2Ob50/93•OGH 2Ob50/93
Der Oberste Gerichtshof hat als Revisionsgericht durch den Senatspräsidenten des Obersten Gerichtshofes Dr.Melber als Vorsitzenden und durch die Hofräte des Obersten Gerichtshofes Dr.Redl, Dr.Graf, Dr.Schinko und Dr.Tittel als weitere Richter in der Rechtssache der klagenden Partei Barbara T*****, vertreten durch Dr.Norbert Scherbaum, Rechtsanwalt in Graz, wider die beklagte Parteien 1.) Helmut K***** und 2.) ***** Versicherungs-AG, ***** beide vertreten durch Dr.A. Ruschitzger und Dr.W.Muchitsch, Rechtsanwälte in Graz, wegen Zahlung einer Rente (Streitwert S 36.000,-), infolge "außerordentlicher" Revision der beklagten Parteien gegen das Urteil des Landesgerichtes für ZRS Graz als Berufungsgerichtes vom 3.Juni 1993, GZ 2 R 248/93-33, womit infolge der Berufung der beklagten Parteien das Urteil des Bezirksgerichtes für ZRS Graz vom 4.März 1993, GZ 2 C 1352/91d-27, bestätigt wurde, den
Beschluß
gefaßt:
Die "außerordentliche" Revision der beklagten Parteien wird zurückgewiesen.
Begründung:
Die Klägerin begehrt von den Beklagten auf Grund der bei einem Verkehrsunfall am 12.3.1989 erlittenen Verletzungen die Leistung einer monatlichen Rente von S 1.000,-.

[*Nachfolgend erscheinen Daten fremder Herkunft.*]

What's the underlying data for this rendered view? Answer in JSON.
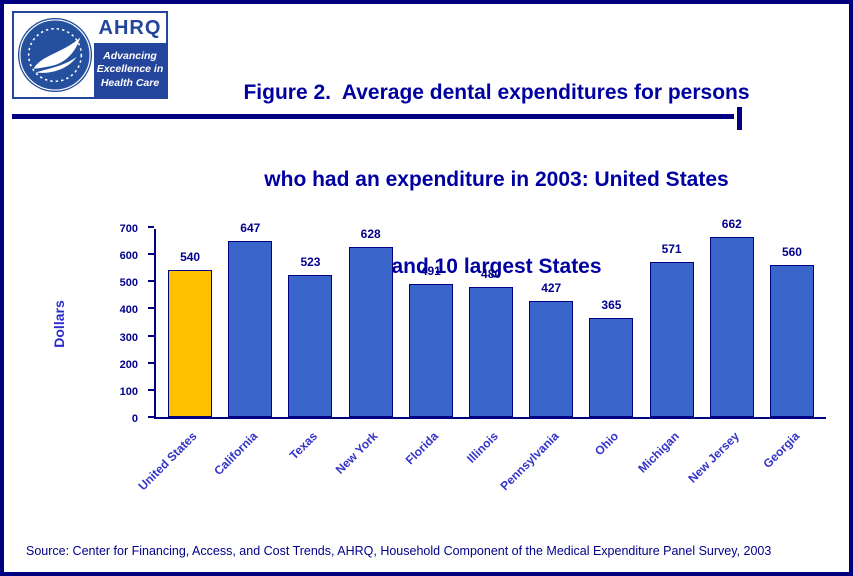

Das Erstgericht sprach der Klägerin ab Schluß der Verhandlung erster Instanz bis zu ihrem Ausscheiden aus dem Erwerbsleben die begehrte Rente zu. Unbekämpft abgewiesen, wurde das Rentenbegehren für die Zeit nach dem Ausscheiden der Klägerin aus dem Erwerbsleben.
Das Berufungsgericht bestätigte diese Entscheidung und sprach aus, die Revision sei gemäß § 502 Abs 2 ZPO jedenfalls unzulässig.

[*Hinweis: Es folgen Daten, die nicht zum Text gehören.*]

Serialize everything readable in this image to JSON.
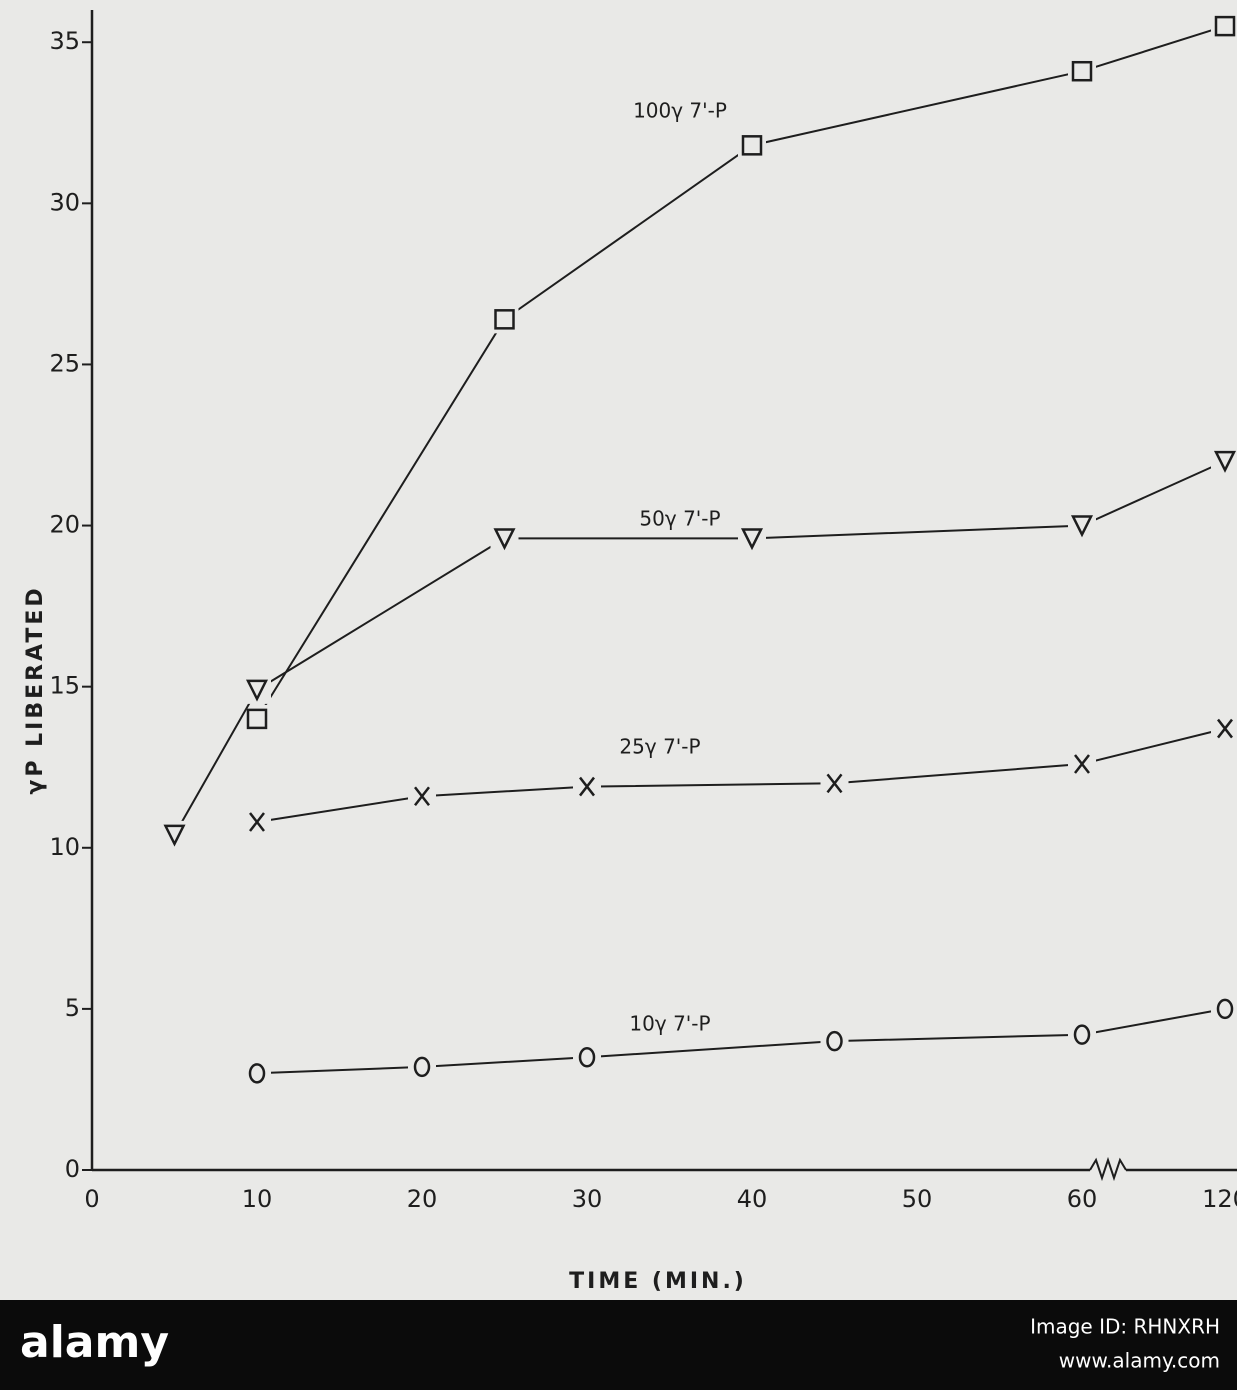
{
  "chart_data": {
    "type": "line",
    "x_label": "TIME (MIN.)",
    "y_label": "γP LIBERATED",
    "xlim": [
      0,
      120
    ],
    "xticks": [
      0,
      10,
      20,
      30,
      40,
      50,
      60,
      120
    ],
    "axis_break": true,
    "ylim": [
      0,
      36
    ],
    "yticks": [
      0,
      5,
      10,
      15,
      20,
      25,
      30,
      35
    ],
    "grid": false,
    "series": [
      {
        "name": "100γ 7'-P",
        "color": "#1e1e1e",
        "marker": "square",
        "x": [
          10,
          25,
          40,
          60,
          120
        ],
        "values": [
          14.0,
          26.4,
          31.8,
          34.1,
          35.5
        ]
      },
      {
        "name": "50γ 7'-P",
        "color": "#1e1e1e",
        "marker": "triangle",
        "x": [
          5,
          10,
          25,
          40,
          60,
          120
        ],
        "values": [
          10.4,
          14.9,
          19.6,
          19.6,
          20.0,
          22.0
        ]
      },
      {
        "name": "25γ 7'-P",
        "color": "#1e1e1e",
        "marker": "x",
        "x": [
          10,
          20,
          30,
          45,
          60,
          120
        ],
        "values": [
          10.8,
          11.6,
          11.9,
          12.0,
          12.6,
          13.7
        ]
      },
      {
        "name": "10γ 7'-P",
        "color": "#1e1e1e",
        "marker": "circle",
        "x": [
          10,
          20,
          30,
          45,
          60,
          120
        ],
        "values": [
          3.0,
          3.2,
          3.5,
          4.0,
          4.2,
          5.0
        ]
      }
    ]
  },
  "watermark": {
    "brand": "alamy",
    "image_id": "Image ID: RHNXRH",
    "site": "www.alamy.com"
  }
}
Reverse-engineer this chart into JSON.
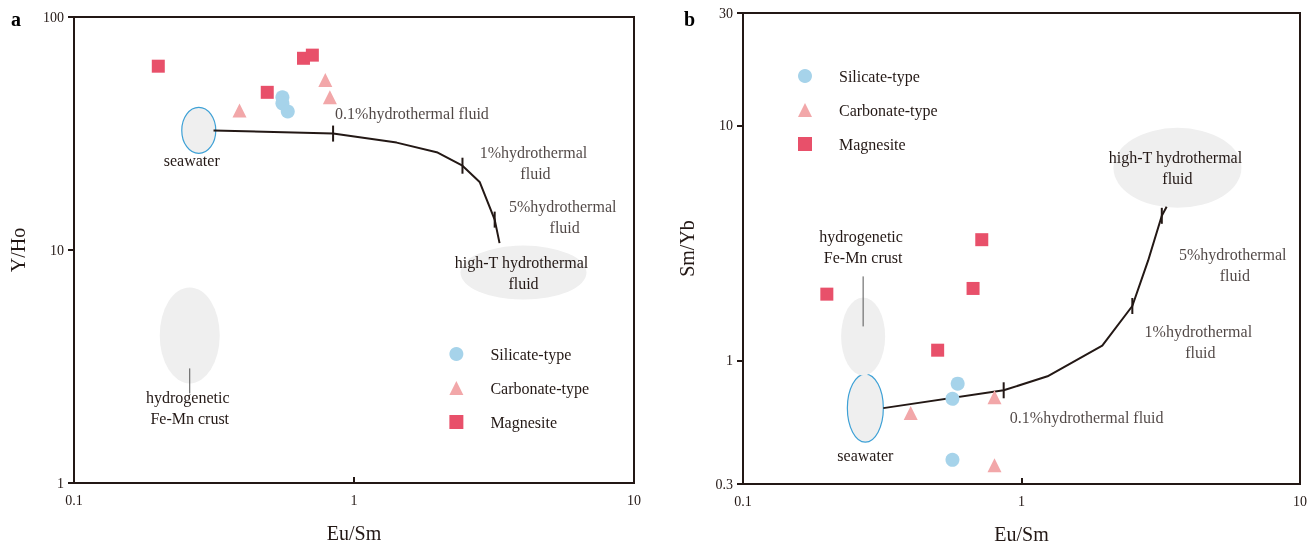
{
  "chart_data": [
    {
      "type": "scatter",
      "title": "a",
      "xlabel": "Eu/Sm",
      "ylabel": "Y/Ho",
      "log": "xy",
      "xlim": [
        0.1,
        10
      ],
      "ylim": [
        1,
        100
      ],
      "xticks": [
        0.1,
        1,
        10
      ],
      "yticks": [
        1,
        10,
        100
      ],
      "legend": "bottom right",
      "series": [
        {
          "name": "Silicate-type",
          "color": "#a6d3ea",
          "marker": "circle",
          "x": [
            0.555,
            0.555,
            0.58
          ],
          "values": [
            45.2,
            42.6,
            39.3
          ]
        },
        {
          "name": "Carbonate-type",
          "color": "#f2a7a9",
          "marker": "triangle",
          "x": [
            0.39,
            0.79,
            0.82
          ],
          "values": [
            39.7,
            53.7,
            45.2
          ]
        },
        {
          "name": "Magnesite",
          "color": "#e8506a",
          "marker": "square",
          "x": [
            0.2,
            0.49,
            0.66,
            0.71
          ],
          "values": [
            61.5,
            47.5,
            66.5,
            68.6
          ]
        },
        {
          "type": "line",
          "color": "#231815",
          "x": [
            0.315,
            0.842,
            1.42,
            1.99,
            2.44,
            2.81,
            3.18,
            3.31
          ],
          "values": [
            32.6,
            31.6,
            28.9,
            26.2,
            23.0,
            19.6,
            13.5,
            10.7
          ]
        }
      ],
      "annotations": [
        {
          "text": "0.1%hydrothermal fluid",
          "x": 0.842,
          "y": 31.6
        },
        {
          "text": "1%hydrothermal fluid",
          "x": 2.44,
          "y": 23.0
        },
        {
          "text": "5%hydrothermal fluid",
          "x": 3.18,
          "y": 13.5
        },
        "seawater",
        "high-T hydrothermal fluid",
        "hydrogenetic Fe-Mn crust"
      ]
    },
    {
      "type": "scatter",
      "title": "b",
      "xlabel": "Eu/Sm",
      "ylabel": "Sm/Yb",
      "log": "xy",
      "xlim": [
        0.1,
        10
      ],
      "ylim": [
        0.3,
        30
      ],
      "xticks": [
        0.1,
        1,
        10
      ],
      "yticks": [
        0.3,
        1,
        10,
        30
      ],
      "legend": "top left",
      "series": [
        {
          "name": "Silicate-type",
          "color": "#a6d3ea",
          "marker": "circle",
          "x": [
            0.59,
            0.565,
            0.565
          ],
          "values": [
            0.8,
            0.69,
            0.38
          ]
        },
        {
          "name": "Carbonate-type",
          "color": "#f2a7a9",
          "marker": "triangle",
          "x": [
            0.4,
            0.8,
            0.8
          ],
          "values": [
            0.6,
            0.7,
            0.36
          ]
        },
        {
          "name": "Magnesite",
          "color": "#e8506a",
          "marker": "square",
          "x": [
            0.72,
            0.2,
            0.67,
            0.5
          ],
          "values": [
            3.27,
            1.92,
            2.03,
            1.11
          ]
        },
        {
          "type": "line",
          "color": "#231815",
          "x": [
            0.319,
            0.863,
            1.24,
            1.95,
            2.5,
            2.85,
            3.19,
            3.32
          ],
          "values": [
            0.63,
            0.75,
            0.86,
            1.16,
            1.71,
            2.67,
            4.13,
            4.51
          ]
        }
      ],
      "annotations": [
        {
          "text": "0.1%hydrothermal fluid",
          "x": 0.863,
          "y": 0.75
        },
        {
          "text": "1%hydrothermal fluid",
          "x": 2.5,
          "y": 1.71
        },
        {
          "text": "5%hydrothermal fluid",
          "x": 3.19,
          "y": 4.13
        },
        "seawater",
        "hydrogenetic Fe-Mn crust",
        "high-T hydrothermal fluid"
      ]
    }
  ]
}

Dagegen richtet sich die "außerordentliche" Revision der Beklagten, welche die Ansicht vertreten, gemäß § 58 Abs 1 JN bemesse sich der (Streit)Wert des Rechtes auf den Bezug von Zinsen, Renten, Früchten oder anderen wiederkehrenden Nutzungen und Leistungen bei unbestimmter oder auf Lebenszeit beschränkter Dauer mit dem zehnfachen der Jahresleistung, sodaß der Streitwert im vorliegenden Fall S 120.000,- betrage; weiters liege eine erhebliche Rechtsfrage vor.

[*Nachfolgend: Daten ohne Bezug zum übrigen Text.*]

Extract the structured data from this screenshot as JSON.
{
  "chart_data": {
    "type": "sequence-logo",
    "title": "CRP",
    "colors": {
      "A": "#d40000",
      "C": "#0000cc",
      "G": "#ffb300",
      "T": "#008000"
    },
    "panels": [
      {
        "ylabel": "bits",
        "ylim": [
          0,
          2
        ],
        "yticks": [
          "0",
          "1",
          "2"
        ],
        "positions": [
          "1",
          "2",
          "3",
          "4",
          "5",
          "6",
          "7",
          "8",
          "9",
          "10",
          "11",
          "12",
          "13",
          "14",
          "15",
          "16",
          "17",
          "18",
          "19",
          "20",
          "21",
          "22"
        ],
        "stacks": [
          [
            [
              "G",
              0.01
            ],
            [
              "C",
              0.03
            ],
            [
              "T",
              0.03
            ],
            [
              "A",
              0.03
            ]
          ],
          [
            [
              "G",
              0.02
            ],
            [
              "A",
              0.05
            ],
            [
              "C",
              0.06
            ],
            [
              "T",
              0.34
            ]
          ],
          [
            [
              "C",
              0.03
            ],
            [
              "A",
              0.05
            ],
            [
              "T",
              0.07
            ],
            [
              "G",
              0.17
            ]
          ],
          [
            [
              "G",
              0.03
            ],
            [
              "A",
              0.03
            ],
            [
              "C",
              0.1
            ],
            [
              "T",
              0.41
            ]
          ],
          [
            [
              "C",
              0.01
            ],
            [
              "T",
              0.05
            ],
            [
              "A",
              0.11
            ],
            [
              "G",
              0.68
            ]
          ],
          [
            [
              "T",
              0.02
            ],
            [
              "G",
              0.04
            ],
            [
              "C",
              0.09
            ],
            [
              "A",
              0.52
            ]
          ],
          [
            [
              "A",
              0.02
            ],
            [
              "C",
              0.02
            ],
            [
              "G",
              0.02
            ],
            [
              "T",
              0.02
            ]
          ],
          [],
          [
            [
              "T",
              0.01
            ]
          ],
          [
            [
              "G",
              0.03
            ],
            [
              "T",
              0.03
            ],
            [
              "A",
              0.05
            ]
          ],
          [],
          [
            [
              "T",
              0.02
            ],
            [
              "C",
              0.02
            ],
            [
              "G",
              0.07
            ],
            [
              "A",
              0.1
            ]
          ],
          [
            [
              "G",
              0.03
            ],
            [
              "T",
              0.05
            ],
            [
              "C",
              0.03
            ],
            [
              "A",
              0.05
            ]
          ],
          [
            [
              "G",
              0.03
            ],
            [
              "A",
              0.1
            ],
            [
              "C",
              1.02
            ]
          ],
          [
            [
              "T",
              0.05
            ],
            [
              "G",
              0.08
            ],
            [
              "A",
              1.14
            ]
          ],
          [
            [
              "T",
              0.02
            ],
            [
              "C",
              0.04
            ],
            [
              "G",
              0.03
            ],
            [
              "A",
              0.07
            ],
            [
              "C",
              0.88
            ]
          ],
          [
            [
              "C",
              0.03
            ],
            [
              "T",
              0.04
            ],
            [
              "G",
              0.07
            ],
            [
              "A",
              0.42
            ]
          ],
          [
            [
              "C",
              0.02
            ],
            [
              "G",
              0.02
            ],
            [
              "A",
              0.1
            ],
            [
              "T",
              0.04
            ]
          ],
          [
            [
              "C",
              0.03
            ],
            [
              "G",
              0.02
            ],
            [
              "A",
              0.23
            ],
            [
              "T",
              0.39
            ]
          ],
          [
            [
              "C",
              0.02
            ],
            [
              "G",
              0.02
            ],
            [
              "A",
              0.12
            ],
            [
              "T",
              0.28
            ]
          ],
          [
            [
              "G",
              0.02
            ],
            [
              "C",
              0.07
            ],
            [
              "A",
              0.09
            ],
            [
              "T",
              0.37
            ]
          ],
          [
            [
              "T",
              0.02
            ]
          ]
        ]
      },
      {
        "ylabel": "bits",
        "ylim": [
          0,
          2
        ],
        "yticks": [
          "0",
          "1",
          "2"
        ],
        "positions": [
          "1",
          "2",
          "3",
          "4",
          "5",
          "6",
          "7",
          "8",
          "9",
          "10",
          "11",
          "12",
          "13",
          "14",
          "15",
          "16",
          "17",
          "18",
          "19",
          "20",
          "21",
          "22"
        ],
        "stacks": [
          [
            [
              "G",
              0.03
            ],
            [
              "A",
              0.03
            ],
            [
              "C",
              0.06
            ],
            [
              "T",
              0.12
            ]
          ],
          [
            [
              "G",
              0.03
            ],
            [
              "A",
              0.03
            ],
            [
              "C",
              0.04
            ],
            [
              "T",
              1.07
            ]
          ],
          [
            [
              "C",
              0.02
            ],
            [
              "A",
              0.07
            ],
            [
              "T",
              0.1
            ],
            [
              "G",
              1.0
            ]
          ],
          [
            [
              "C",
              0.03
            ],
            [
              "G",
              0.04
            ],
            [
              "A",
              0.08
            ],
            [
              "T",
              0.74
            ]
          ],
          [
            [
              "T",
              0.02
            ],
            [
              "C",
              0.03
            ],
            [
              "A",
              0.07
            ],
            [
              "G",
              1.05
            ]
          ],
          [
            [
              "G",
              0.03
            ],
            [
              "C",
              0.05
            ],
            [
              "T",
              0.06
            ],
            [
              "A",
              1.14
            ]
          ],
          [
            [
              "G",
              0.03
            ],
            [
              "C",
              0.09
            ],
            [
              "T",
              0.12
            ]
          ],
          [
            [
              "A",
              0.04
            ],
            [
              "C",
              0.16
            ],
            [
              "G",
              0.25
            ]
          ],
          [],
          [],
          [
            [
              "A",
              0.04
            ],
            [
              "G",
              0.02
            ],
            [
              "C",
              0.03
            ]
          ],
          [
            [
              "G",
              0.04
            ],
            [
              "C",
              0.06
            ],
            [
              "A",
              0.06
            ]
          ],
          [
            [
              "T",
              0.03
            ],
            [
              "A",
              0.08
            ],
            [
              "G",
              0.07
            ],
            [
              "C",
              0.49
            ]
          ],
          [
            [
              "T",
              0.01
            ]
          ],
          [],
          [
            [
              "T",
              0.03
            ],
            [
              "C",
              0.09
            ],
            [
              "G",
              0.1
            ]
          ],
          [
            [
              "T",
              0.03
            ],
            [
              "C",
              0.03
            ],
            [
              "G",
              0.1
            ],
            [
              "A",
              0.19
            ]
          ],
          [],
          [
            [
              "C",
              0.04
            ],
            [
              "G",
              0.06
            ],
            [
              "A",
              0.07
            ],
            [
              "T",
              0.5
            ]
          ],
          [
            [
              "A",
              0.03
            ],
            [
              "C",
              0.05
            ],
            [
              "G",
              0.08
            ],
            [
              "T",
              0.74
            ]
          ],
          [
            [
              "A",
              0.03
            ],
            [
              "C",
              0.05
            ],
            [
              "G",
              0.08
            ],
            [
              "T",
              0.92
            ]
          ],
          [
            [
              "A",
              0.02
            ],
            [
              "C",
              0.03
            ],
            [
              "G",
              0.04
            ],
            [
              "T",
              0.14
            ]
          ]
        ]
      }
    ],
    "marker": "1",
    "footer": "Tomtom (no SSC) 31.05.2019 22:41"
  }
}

Die in der Revision vertretene Ansicht über den Wert des Streitgegenstandes ist unrichtig, weil bei Ansprüchen auf Zahlung von Renten wegen Körperbeschädigung oder Tötung eines Menschen sich der Streitwert mit dem Dreifachen der Jahresleistung bemißt (§ 58 Abs 1 JN). Es ist daher von einem Streitwert von S 36.000,- auszugehen, sodaß die Revision unzulässig ist, weil gemäß § 502 Abs 2 ZPO dieses Rechtsmittel unabhängig vom Vorliegen einer erheblichen Rechtsfrage dann unzulässig ist, wenn der Streitgegenstand, über den das Berufungsgericht entschieden hat, (Entscheidungsgegenstand) an Geld oder Geldeswert S 50.000,- nicht übersteigt.